When I Can't Read Prose Anymore

It's usually easy to pick out the student in a writing class who will most likely not turn in anything very interesting, at least not this semester. He or she might at first appear to be one of the brightest and most ambitious students in a class; but as soon as you ask her for a list of her favorite books, and she replies, "I don't read, I don't want to be influenced, I want to be original," you know what you've got. It's not the arrogance that's most distressing--she has nothing to learn from those who have come before her--but the lack of passion. A writer who has never fallen hopelessly in love with a piece of writing--whether it was "The Death of the Moth" or Harry Potter--and felt a blazing desire to create that effect for someone else likely will not be able to do it. Ambition is very important, but it comes in second to love.
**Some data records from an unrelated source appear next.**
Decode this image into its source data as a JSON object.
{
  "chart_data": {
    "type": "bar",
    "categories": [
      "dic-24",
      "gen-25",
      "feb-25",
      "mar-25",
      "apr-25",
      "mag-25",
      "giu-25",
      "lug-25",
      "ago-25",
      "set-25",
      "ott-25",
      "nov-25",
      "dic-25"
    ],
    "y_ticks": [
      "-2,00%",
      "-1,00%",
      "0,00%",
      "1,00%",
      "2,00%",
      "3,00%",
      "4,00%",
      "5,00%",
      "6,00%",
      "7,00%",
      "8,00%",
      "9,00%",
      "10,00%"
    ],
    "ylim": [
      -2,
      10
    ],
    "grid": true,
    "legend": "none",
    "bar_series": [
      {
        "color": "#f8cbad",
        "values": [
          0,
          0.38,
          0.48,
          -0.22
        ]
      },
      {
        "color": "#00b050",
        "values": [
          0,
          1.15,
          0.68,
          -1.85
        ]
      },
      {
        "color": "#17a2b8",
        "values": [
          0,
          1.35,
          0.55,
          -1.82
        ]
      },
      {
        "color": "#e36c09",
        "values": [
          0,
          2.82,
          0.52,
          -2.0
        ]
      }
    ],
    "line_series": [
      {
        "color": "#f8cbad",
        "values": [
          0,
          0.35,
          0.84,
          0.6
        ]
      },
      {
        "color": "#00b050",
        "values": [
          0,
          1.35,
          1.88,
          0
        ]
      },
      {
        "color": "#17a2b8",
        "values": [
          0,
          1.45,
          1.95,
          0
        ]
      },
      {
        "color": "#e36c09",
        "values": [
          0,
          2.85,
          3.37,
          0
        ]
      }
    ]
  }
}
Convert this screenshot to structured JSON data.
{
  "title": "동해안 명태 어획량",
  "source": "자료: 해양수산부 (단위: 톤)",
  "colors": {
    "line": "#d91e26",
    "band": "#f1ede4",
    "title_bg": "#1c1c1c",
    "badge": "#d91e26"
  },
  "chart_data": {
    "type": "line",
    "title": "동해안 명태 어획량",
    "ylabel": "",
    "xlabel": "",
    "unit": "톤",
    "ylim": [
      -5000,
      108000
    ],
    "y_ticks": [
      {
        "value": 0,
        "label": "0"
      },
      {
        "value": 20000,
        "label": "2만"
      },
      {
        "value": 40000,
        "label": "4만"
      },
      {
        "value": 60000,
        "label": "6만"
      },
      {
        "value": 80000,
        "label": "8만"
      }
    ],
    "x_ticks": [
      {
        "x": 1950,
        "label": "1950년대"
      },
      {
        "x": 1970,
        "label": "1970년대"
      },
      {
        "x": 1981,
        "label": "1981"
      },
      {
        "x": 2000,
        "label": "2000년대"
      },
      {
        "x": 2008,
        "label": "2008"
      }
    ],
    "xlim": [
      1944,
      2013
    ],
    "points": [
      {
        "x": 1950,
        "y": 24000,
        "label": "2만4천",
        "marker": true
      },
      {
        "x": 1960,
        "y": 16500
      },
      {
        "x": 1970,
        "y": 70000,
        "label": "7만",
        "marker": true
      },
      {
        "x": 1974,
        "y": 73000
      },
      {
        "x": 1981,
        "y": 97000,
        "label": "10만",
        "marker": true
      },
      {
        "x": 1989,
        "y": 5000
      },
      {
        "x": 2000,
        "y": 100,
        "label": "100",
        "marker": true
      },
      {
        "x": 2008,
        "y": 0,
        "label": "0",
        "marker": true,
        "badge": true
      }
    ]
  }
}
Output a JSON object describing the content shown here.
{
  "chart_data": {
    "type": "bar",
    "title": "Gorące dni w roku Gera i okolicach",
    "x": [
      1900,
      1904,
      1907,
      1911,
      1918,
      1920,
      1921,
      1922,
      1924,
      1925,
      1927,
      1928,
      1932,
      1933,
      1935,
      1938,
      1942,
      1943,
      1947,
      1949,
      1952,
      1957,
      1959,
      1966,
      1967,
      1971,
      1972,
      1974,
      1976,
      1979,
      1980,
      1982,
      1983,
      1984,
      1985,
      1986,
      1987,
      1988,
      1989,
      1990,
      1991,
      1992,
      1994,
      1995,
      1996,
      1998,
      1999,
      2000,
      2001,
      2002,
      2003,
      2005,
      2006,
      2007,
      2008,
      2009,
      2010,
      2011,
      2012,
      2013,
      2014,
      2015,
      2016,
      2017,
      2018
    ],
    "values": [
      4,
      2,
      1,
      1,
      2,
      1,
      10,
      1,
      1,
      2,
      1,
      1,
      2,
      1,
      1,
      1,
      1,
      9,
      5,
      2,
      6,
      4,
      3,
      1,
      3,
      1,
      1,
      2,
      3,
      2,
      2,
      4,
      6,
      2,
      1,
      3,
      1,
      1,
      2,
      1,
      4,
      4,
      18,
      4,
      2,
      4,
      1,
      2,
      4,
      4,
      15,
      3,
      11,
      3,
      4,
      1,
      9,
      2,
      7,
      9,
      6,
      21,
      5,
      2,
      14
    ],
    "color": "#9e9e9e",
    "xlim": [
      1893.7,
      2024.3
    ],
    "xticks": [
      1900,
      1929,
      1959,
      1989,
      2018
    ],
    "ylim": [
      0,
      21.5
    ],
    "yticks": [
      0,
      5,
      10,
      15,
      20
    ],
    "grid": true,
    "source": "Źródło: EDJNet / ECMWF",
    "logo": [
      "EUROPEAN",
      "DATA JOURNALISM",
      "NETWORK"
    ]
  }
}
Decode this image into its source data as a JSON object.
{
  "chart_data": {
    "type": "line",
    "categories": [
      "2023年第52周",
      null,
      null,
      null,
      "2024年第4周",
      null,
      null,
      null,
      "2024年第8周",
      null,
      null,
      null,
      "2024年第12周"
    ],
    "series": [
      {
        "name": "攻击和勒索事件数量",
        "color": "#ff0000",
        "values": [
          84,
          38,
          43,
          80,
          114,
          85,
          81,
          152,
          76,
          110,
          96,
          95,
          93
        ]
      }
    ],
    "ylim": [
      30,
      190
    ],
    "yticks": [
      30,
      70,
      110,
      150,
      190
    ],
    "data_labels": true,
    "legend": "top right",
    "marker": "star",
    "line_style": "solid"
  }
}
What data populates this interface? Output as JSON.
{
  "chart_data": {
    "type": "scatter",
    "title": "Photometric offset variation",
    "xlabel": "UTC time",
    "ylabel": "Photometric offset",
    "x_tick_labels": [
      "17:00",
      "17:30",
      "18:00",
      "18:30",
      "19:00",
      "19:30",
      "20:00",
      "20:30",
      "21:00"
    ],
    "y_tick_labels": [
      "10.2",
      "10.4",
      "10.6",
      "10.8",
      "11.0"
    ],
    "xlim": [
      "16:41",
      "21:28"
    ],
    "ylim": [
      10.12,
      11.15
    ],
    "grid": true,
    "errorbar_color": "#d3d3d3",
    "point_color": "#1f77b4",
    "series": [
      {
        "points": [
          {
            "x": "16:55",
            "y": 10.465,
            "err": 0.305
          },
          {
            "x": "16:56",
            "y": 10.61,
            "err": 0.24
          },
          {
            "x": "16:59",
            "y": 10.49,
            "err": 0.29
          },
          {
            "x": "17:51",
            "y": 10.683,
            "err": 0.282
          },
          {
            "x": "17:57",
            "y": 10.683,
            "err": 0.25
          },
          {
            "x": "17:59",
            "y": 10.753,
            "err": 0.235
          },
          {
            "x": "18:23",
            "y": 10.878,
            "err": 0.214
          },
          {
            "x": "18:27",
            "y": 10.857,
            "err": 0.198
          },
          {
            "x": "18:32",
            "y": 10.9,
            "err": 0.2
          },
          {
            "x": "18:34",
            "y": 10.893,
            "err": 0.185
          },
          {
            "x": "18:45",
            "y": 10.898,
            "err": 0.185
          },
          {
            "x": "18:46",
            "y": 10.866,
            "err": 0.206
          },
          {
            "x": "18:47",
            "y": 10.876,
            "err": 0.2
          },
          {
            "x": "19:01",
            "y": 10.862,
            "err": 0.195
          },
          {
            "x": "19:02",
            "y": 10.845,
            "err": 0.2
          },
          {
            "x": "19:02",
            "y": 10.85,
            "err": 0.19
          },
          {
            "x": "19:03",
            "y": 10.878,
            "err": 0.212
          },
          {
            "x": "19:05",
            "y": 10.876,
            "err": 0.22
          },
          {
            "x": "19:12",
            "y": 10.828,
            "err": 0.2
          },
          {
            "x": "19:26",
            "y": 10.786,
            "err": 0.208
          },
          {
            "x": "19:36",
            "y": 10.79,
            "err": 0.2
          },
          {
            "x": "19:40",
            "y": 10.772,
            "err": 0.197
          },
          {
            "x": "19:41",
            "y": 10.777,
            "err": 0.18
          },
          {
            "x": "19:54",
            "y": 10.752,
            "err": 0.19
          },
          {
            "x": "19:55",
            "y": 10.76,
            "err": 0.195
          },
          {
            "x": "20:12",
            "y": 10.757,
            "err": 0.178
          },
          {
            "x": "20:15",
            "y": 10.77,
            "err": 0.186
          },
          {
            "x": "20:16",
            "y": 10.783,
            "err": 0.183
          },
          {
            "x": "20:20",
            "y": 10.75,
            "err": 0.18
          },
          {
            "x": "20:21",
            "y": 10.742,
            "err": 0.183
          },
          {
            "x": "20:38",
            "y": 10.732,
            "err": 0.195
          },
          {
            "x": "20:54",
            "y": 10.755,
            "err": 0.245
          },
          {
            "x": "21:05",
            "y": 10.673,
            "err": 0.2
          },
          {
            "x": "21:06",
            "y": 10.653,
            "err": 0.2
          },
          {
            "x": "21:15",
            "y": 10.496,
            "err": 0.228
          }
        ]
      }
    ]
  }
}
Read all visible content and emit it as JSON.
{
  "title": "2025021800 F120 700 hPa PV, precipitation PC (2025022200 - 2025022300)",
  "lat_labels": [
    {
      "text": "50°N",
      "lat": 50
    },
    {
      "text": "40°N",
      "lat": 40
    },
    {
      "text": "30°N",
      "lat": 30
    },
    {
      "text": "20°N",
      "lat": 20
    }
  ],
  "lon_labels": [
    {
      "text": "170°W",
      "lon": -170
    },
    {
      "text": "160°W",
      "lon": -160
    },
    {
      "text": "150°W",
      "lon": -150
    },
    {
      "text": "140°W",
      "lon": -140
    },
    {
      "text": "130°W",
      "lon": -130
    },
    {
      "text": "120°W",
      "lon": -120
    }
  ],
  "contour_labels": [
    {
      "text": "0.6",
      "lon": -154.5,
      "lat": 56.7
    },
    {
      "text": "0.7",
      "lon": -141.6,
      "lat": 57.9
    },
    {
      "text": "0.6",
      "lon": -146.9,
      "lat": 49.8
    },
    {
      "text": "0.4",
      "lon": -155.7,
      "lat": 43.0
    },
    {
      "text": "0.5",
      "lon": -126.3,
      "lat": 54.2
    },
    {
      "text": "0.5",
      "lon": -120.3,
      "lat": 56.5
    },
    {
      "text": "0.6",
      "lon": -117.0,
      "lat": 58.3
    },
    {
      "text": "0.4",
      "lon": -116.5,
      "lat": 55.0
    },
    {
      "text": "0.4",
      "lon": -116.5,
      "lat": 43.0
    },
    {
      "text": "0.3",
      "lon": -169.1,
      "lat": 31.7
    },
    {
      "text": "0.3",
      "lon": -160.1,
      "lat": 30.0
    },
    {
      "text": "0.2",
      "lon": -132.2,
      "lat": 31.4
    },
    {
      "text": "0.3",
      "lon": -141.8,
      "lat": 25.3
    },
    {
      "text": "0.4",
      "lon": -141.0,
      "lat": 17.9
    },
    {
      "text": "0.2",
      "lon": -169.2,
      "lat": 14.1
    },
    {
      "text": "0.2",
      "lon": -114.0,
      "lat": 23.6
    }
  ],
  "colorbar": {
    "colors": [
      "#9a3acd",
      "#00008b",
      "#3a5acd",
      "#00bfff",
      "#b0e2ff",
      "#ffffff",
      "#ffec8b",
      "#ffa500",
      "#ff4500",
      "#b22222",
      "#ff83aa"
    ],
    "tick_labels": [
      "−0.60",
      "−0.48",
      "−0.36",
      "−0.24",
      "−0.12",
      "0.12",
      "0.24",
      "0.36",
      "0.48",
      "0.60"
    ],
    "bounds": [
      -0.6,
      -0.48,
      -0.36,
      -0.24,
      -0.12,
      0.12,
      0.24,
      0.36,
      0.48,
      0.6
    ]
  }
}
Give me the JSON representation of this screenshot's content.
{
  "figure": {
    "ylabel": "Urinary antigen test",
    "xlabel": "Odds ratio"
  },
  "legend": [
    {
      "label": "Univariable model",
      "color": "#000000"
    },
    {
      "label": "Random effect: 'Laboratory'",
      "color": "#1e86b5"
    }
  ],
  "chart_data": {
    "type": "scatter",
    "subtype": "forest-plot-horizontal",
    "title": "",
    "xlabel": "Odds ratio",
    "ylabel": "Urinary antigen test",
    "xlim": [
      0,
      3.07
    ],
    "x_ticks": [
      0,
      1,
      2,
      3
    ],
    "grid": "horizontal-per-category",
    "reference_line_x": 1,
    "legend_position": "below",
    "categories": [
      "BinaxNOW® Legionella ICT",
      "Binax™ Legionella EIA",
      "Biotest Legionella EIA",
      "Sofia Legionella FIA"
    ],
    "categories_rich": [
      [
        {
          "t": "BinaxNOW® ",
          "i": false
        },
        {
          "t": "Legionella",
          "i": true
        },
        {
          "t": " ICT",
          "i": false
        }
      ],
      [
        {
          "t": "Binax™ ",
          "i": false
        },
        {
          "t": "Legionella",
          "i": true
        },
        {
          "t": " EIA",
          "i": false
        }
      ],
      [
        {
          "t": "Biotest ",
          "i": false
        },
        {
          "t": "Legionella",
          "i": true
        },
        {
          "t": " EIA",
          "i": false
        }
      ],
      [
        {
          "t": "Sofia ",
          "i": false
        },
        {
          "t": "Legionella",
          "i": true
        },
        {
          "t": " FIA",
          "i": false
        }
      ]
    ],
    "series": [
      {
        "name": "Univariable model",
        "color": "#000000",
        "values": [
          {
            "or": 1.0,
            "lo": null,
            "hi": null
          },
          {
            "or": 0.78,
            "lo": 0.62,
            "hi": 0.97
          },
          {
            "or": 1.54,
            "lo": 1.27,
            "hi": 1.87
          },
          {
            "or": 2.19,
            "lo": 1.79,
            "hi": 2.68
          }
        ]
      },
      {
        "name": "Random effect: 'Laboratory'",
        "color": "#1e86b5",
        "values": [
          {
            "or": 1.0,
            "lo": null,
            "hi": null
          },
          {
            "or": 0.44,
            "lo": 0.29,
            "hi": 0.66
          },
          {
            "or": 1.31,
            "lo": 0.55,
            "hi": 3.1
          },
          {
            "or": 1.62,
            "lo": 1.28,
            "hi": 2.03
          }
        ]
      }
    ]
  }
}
However! I think of this observation whenever I come to the inevitable stage, while working on a manuscript, when I can't read prose anymore, except with great pain. Before I start a draft, I generally read obsessively in preparation, and often over the course of the process I go to other books for help. In the morning I might read a couple of pages of Katherine Anne Porter or Andre Aciman before I start, just to get some good prose in my head; sometimes I'll stop and say to myself, "I simply won't know how to fix this problem until I've read Dracula again ... " But at some point every piece of fiction or even nonfiction I pick up, especially something with a very strong style--Faulkner, Cormac McCarthy, writers I love--bothers me so much that I have to put it away. I think what's happening is that I have found, or am very close to finding, the exact voice and style that I want for this particular piece; it's humming in my ear and I have to listen very carefully for it. Any other sound, especially a loud one, is too distracting and makes it difficult to hear.

I think it's important to follow these kinds of instincts. And so when I come to this point, I put the prose away. I've found, though, that what I can still read is poetry, and often it's just what I need. The form is just different enough that it doesn't whisper, hatefully and temptingly, into my ear, "Here I am, an alternate voice and style, the one you probably should have used--what were you thinking, not making your story sound exactly like Lolita or The Bear?" I will not feel tempted to write the novel in syllabics. But the precise, musical language of the kind of poems I like best, and the breathtaking, ballsy way a great poet has of diving straight down to the ancient, mythic heart of the matter, keeps my ear listening for the finest, most apt language I can find, and, more importantly, reminds me why I'm doing what I am.

I'm in such a stage right now, and here are some of the poetry collections I'm reading. I highly recommend them: Alan Dugan's Poems 4; Melissa Range's Horse and Rider; John Murillo's Up Jump the Boogie; Sue Owen's My Doomsday Sampler; Sylvia Plath's Ariel; Wang Ping's Of Flesh & Spirit; W.B. Yeats' The Rose.